1. Teach Main Idea with Pictures
One of the best ways to introduce students to finding the main idea is with pictures. This strategy is especially effective with struggling readers and English language learners. When you use pictures to teach main idea, you are providing a concrete way for students to visualize and understand the concept without allowing decoding or basic reading comprehension skills to become a barrier to learning.
For example, you can show your students a picture of a dog and ask them what the dog is doing. Then, ask them to tell you what the picture is mostly about. Using this strategy, you can gradually introduce more complex pictures and texts until your students can identify the main idea of a written text on their own.
Give students opportunities to independently find the main idea of pictures using a Picture of the Week warm-up. Check out mine below.
2. Model and use graphic organizers to help learners visualize.
Graphic organizers are another great way to help your students learn how to identify the main idea of a text. When you model for your students how to use a graphic organizer, they clearly understand how to use these concrete tools to organize their thoughts and ideas about a text.
Start with a short selection – a paragraph from a book, an article, or even a few sentences from a longer text – and walk your students through the process of identifying the main idea. As you're doing this, be sure to point out any clues that helped you arrive at the main idea. For example, you might say, “I noticed that all of these sentences were talking about the same thing, so I knew that must be the main idea.”
Then, give your students a chance to practice with a graphic organizer on their own. They can use the same text you used to model, or you can provide them with a different one. As they work, circulate around the room and offer help as needed.
Eventually, your students will be ready to use these same organizers to find the main idea of entire chapters or selections. The example below shows how students use a t-chart organizer to find the main idea of a chapter in the novel study Among the Hidden.
3. Use sentence starters to help learners express the main idea in their own words
One of the best ways to help your students internalize the concept of main idea is to have them express it in their own words. This strategy also helps with retention and recall, as students are more likely to remember something they have said themselves.

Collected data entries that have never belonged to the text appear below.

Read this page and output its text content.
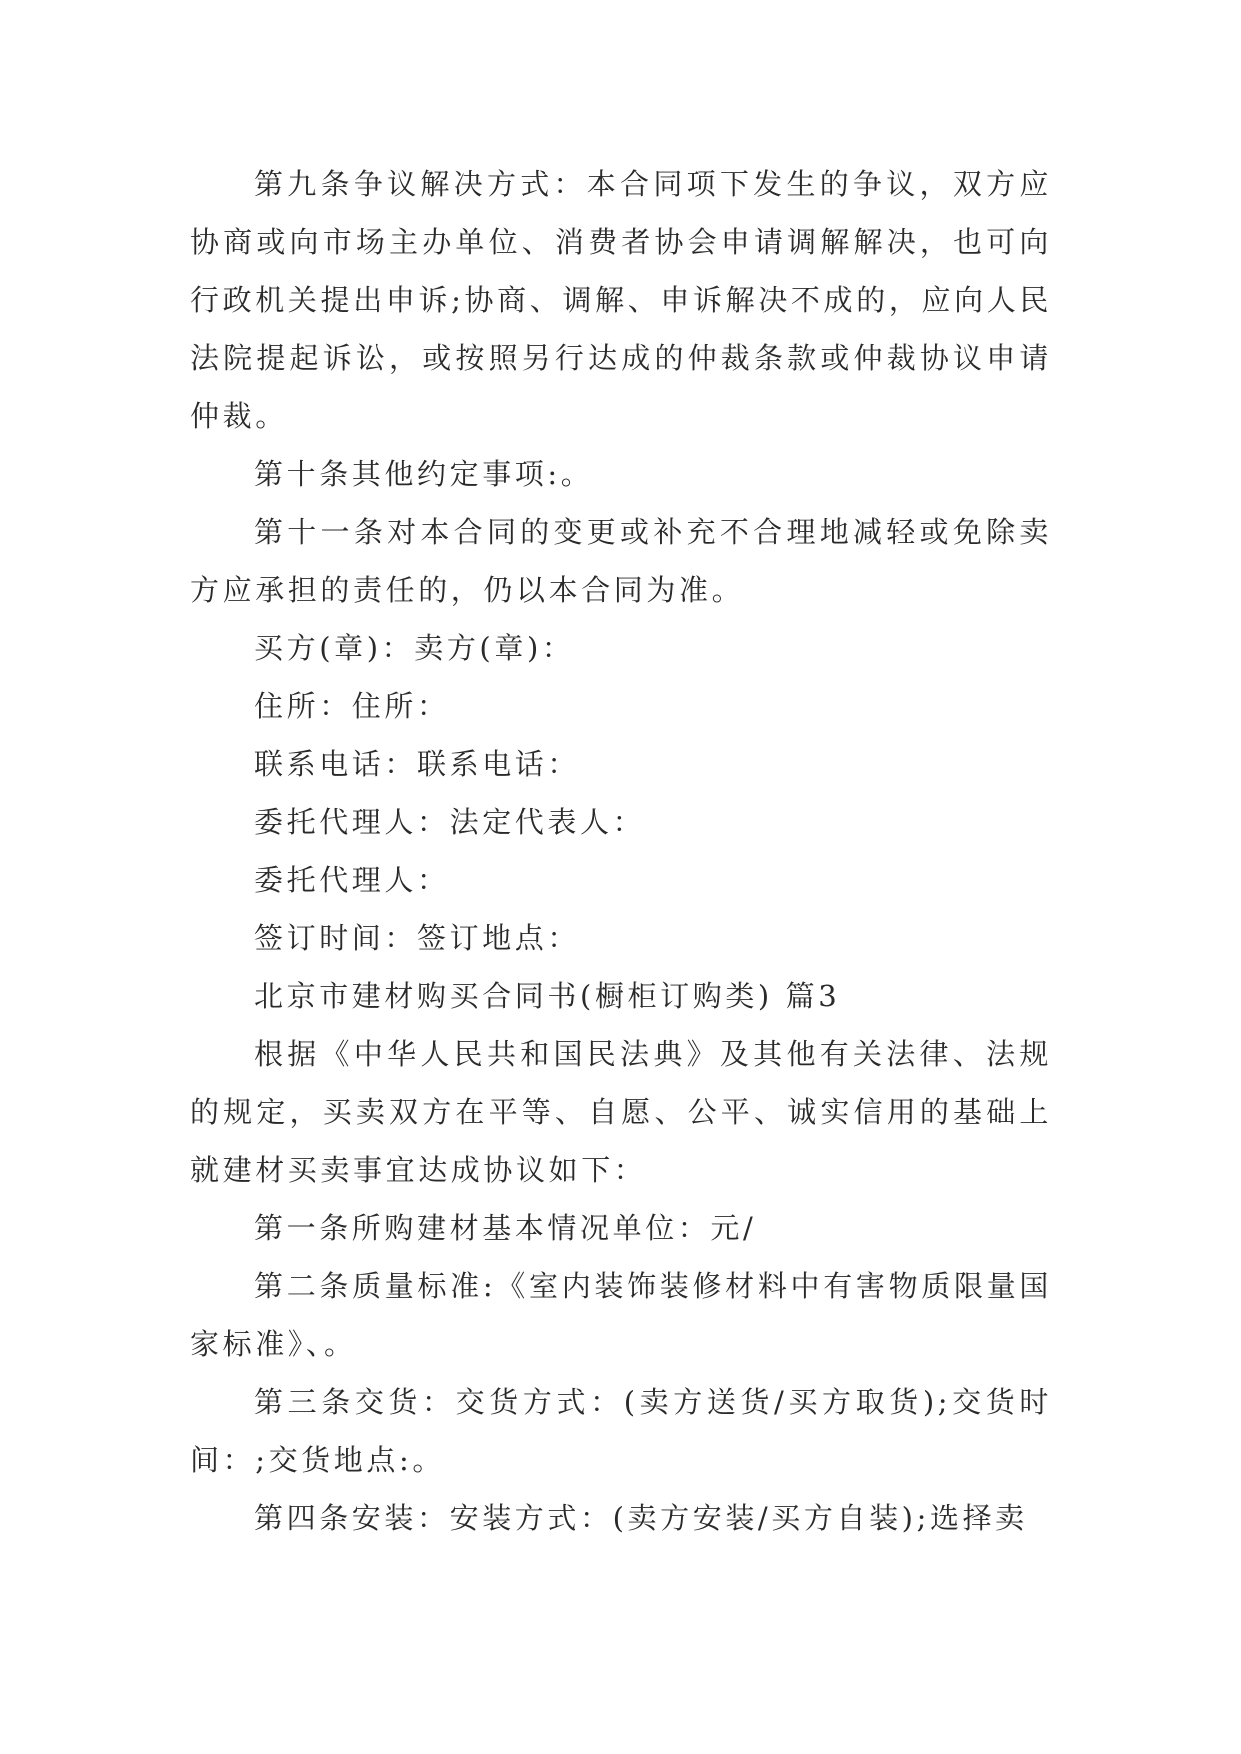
第九条争议解决方式：本合同项下发生的争议，双方应协商或向市场主办单位、消费者协会申请调解解决，也可向行政机关提出申诉;协商、调解、申诉解决不成的，应向人民法院提起诉讼，或按照另行达成的仲裁条款或仲裁协议申请仲裁。

第十条其他约定事项:。

第十一条对本合同的变更或补充不合理地减轻或免除卖方应承担的责任的，仍以本合同为准。

买方(章)：卖方(章)：

住所：住所：

联系电话：联系电话：

委托代理人：法定代表人：

委托代理人：

签订时间：签订地点：

北京市建材购买合同书(橱柜订购类) 篇3

根据《中华人民共和国民法典》及其他有关法律、法规的规定，买卖双方在平等、自愿、公平、诚实信用的基础上就建材买卖事宜达成协议如下：

第一条所购建材基本情况单位：元/

第二条质量标准:《室内装饰装修材料中有害物质限量国家标准》、。

第三条交货：交货方式：(卖方送货/买方取货);交货时间：;交货地点:。

第四条安装：安装方式：(卖方安装/买方自装);选择卖
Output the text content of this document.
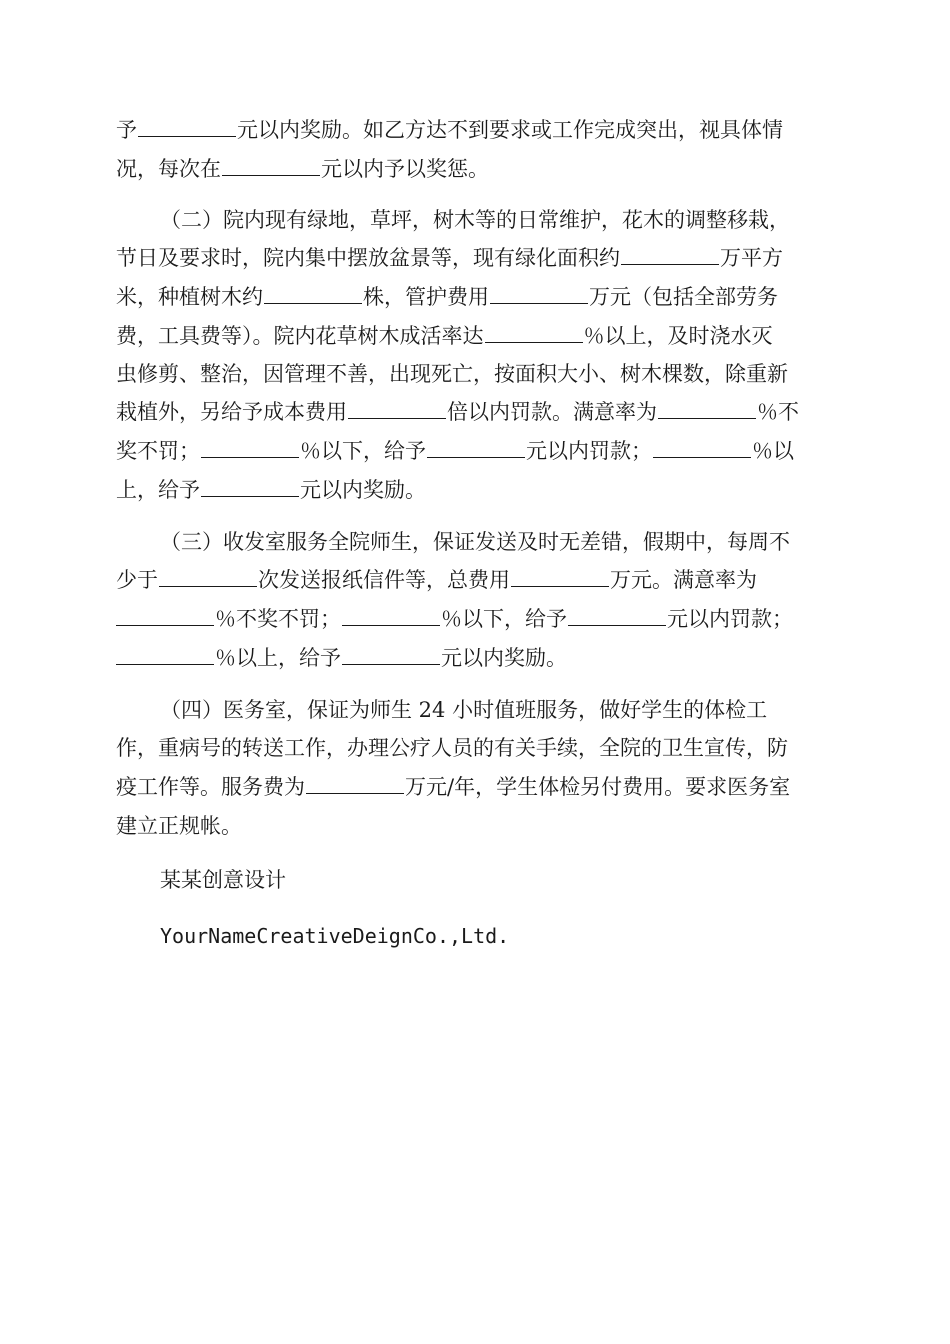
予	元以内奖励。如乙方达不到要求或工作完成突出，视具体情
况，每次在	元以内予以奖惩。
（二）院内现有绿地，草坪，树木等的日常维护，花木的调整移栽，
节日及要求时，院内集中摆放盆景等，现有绿化面积约	万平方
米，种植树木约	株，管护费用	万元（包括全部劳务
费，工具费等）。院内花草树木成活率达	％以上，及时浇水灭
虫修剪、整治，因管理不善，出现死亡，按面积大小、树木棵数，除重新
栽植外，另给予成本费用	倍以内罚款。满意率为	％不
奖不罚；	％以下，给予	元以内罚款；	％以
上，给予	元以内奖励。
（三）收发室服务全院师生，保证发送及时无差错，假期中，每周不
少于	次发送报纸信件等，总费用	万元。满意率为
％不奖不罚；	％以下，给予	元以内罚款；
％以上，给予	元以内奖励。
（四）医务室，保证为师生 24 小时值班服务，做好学生的体检工
作，重病号的转送工作，办理公疗人员的有关手续，全院的卫生宣传，防
疫工作等。服务费为	万元/年，学生体检另付费用。要求医务室
建立正规帐。
某某创意设计
YourNameCreativeDeignCo.,Ltd.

When you teach main idea, provide your students with a selection of sentence starters that they can use to express the main idea of a text. These sentence starters can be used with any text and provide a framework for students to express the main idea in their own words. For example, you might provide sentence starters such as:
- The most important thing to know about _____ is _____.
- _____ is _____ because _____.
- The main idea of _____ is _____.
As your students become more comfortable with this strategy, challenge them to develop their own sentence starters. This will help them internalize the concept even further.
4. Use questioning to help learners identify the main idea.
Another great way to help your students learn how to identify the main idea is to use questions. When you teach main idea, this strategy allows you to assess your students' understanding of the concept in a low-pressure way, and it also gives them some practice in articulating the main idea of a text.
To get started, choose a short selection of text – a paragraph or two from a book or article, for example – and ask your students some questions about it. For example, you might ask:
- What is this text mostly about?
- What are the author's main points?
- What are the most important things to know about this topic?
As your students become more comfortable with this strategy, you can gradually increase the length of the text selection. You can also ask more challenging questions, such as:
- What is the author's purpose in writing this?
- What are the implications of this text?
- What are some alternate interpretations of this text?
Teach main idea step-by-step to support deeper understanding
When you teach main idea, it is important to break it down into a clear step-by-step process. Helping students see how they synthesize text to find the key pieces is an important part of the process. This can be as simple as finding who or what the text is mostly about and determining the most important thing. Know it will likely take students many opportunities to practice this skill before they master the concept.
These are just a few strategies that you can use to teach main idea in your classroom. Of course, there are many other effective strategies out there as well. The important thing is to find what works best for you and your students. Taking the time to help students master this important skill will serve them across many domains,
Experiment with different techniques. Ask for your students' feedback to fine-tune your approach and ensure that everyone in your class learns this important skill!